C++(98) also requires complex, actually in template syntax as
std::complex<T>, and even my creaky g++ 2.95.8 handles it fine.

> >>Out of curiosity, how about something a little simpler
>
> >>A=B**2
>
> >>Where A and B are not even complex
>
> >>Maybe its me - but I thought C had to go away and use a power function.
>

Well, you have to *code* it as a call to pow(). The compiler would be
*permitted* to recognize a constant integer, or any integer, as the
second argument and special-case it, but I don't know any that do.
Though if there is any, I'd bet modestly it's icc.

> Well, some do something like
>
> #define SQ(x) ((x)*(x))
>
> which is a little better than using pow().
>

Some *programmers* that is, not compilers. And it's wrong if the
(actual) argument x has side effects; to cover that case in C99, many
earlier C's as an extension, or C++ you can make it an inline function
-- but in C only for one specific type, in C++ you can overload.

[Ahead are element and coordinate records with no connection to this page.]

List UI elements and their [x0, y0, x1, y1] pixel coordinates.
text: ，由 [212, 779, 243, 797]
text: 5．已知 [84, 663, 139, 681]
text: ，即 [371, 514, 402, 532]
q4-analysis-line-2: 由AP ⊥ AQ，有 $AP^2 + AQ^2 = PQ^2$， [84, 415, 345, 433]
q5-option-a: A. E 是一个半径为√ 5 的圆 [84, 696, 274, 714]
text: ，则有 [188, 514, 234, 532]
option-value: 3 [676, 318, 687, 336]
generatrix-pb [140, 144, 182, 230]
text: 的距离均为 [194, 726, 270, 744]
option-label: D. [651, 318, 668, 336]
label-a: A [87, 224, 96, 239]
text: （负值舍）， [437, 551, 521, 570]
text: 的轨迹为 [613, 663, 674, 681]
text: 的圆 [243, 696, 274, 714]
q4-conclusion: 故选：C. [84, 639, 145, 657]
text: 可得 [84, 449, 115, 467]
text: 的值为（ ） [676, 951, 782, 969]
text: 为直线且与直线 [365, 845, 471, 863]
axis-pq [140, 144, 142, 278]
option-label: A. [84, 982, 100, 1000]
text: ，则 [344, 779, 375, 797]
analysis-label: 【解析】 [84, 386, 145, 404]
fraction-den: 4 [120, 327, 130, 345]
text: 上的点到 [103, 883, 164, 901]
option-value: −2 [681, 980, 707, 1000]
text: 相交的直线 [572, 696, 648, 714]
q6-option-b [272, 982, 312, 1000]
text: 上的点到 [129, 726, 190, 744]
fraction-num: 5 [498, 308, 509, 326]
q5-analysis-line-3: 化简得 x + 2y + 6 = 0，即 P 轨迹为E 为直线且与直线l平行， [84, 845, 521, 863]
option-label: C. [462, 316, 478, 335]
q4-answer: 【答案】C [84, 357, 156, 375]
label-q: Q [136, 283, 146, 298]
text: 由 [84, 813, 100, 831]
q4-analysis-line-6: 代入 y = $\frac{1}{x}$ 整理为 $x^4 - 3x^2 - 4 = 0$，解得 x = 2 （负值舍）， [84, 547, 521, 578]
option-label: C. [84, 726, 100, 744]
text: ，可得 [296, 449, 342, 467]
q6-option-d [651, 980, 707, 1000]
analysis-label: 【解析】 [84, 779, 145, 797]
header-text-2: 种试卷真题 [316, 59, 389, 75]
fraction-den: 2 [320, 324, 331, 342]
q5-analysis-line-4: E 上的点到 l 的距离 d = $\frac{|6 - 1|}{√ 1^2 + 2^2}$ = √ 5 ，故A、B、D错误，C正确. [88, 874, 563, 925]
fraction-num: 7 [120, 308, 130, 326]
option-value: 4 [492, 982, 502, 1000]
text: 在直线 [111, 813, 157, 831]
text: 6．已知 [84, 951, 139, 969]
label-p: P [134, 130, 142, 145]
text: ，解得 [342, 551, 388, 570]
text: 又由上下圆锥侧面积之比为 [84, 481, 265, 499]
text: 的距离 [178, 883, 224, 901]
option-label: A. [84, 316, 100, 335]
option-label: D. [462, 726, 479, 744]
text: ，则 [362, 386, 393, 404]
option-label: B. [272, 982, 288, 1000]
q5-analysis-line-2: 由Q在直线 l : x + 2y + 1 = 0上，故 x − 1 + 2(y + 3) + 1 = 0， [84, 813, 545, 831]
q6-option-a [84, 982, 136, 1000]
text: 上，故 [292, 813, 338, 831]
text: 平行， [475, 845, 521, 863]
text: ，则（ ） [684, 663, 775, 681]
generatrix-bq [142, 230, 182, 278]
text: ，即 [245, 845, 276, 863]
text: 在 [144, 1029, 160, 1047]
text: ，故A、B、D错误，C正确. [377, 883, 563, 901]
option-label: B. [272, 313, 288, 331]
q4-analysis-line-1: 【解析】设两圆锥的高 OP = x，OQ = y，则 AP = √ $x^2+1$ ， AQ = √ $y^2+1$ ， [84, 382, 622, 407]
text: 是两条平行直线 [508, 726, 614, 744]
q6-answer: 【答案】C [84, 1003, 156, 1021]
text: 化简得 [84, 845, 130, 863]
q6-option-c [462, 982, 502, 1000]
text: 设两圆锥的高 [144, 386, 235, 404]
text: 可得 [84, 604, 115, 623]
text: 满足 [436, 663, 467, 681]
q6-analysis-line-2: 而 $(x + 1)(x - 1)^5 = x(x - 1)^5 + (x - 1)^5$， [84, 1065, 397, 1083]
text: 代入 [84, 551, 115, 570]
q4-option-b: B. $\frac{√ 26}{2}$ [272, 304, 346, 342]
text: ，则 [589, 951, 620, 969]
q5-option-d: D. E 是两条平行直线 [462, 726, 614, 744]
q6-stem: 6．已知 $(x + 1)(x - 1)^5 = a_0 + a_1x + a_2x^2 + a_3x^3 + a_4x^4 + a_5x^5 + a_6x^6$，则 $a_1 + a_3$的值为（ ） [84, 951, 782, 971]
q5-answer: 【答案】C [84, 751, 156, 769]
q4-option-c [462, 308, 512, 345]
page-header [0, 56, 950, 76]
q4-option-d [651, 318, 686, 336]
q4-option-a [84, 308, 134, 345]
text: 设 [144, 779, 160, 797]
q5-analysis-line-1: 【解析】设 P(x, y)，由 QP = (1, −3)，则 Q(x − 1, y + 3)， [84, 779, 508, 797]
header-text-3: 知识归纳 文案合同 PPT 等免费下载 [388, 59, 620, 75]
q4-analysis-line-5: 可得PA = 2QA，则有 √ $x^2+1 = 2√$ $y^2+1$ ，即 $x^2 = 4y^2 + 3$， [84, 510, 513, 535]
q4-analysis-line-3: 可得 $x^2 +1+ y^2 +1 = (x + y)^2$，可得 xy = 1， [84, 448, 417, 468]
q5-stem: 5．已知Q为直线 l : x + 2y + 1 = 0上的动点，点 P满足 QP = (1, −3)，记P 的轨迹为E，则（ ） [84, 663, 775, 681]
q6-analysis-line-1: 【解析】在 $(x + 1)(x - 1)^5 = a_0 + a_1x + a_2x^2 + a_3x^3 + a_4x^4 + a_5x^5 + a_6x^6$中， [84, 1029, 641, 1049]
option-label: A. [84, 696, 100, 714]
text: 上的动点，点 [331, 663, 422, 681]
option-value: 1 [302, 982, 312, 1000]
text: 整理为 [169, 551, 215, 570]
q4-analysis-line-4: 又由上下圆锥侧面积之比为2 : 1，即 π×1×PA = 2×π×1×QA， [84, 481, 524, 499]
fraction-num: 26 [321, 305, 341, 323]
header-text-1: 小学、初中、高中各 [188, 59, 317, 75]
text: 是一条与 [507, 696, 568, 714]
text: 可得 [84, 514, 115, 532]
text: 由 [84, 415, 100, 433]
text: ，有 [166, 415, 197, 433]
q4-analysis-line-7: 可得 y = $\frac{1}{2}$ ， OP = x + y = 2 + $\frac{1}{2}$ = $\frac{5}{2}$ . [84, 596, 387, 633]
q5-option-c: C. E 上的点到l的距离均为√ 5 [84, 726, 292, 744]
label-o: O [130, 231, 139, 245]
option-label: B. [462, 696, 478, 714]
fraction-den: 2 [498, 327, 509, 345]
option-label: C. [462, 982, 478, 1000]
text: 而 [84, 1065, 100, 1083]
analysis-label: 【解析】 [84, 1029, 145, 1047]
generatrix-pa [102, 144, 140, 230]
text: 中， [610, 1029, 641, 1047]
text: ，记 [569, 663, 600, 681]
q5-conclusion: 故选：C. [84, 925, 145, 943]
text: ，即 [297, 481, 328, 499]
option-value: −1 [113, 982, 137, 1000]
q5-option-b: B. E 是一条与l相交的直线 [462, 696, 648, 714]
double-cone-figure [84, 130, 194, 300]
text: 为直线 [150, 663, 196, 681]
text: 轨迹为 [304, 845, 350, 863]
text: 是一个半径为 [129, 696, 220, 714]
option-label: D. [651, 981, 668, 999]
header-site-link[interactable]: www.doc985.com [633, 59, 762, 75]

> It depends on the compiler recognizing the common subexpression
> if the argument is an expression. I have complained about
> this a number of times when the discussion has come up in
> comp.lang.c (which I don't read very often now).
>
> I don't know what C99 has to help this case.
>

Standardized 'inline' functions as above, if you want to go that way.
But nothing builtin for integer powers.

C99 does have (finally?!) single/double/extended variants of math
functions, optionally accessible by generic names and also the complex
variants where applicable, so you're not stuck always doing double
even when it's more (or less!) precision than you need. And an
official, but optional, "IEEE" (60559) binding.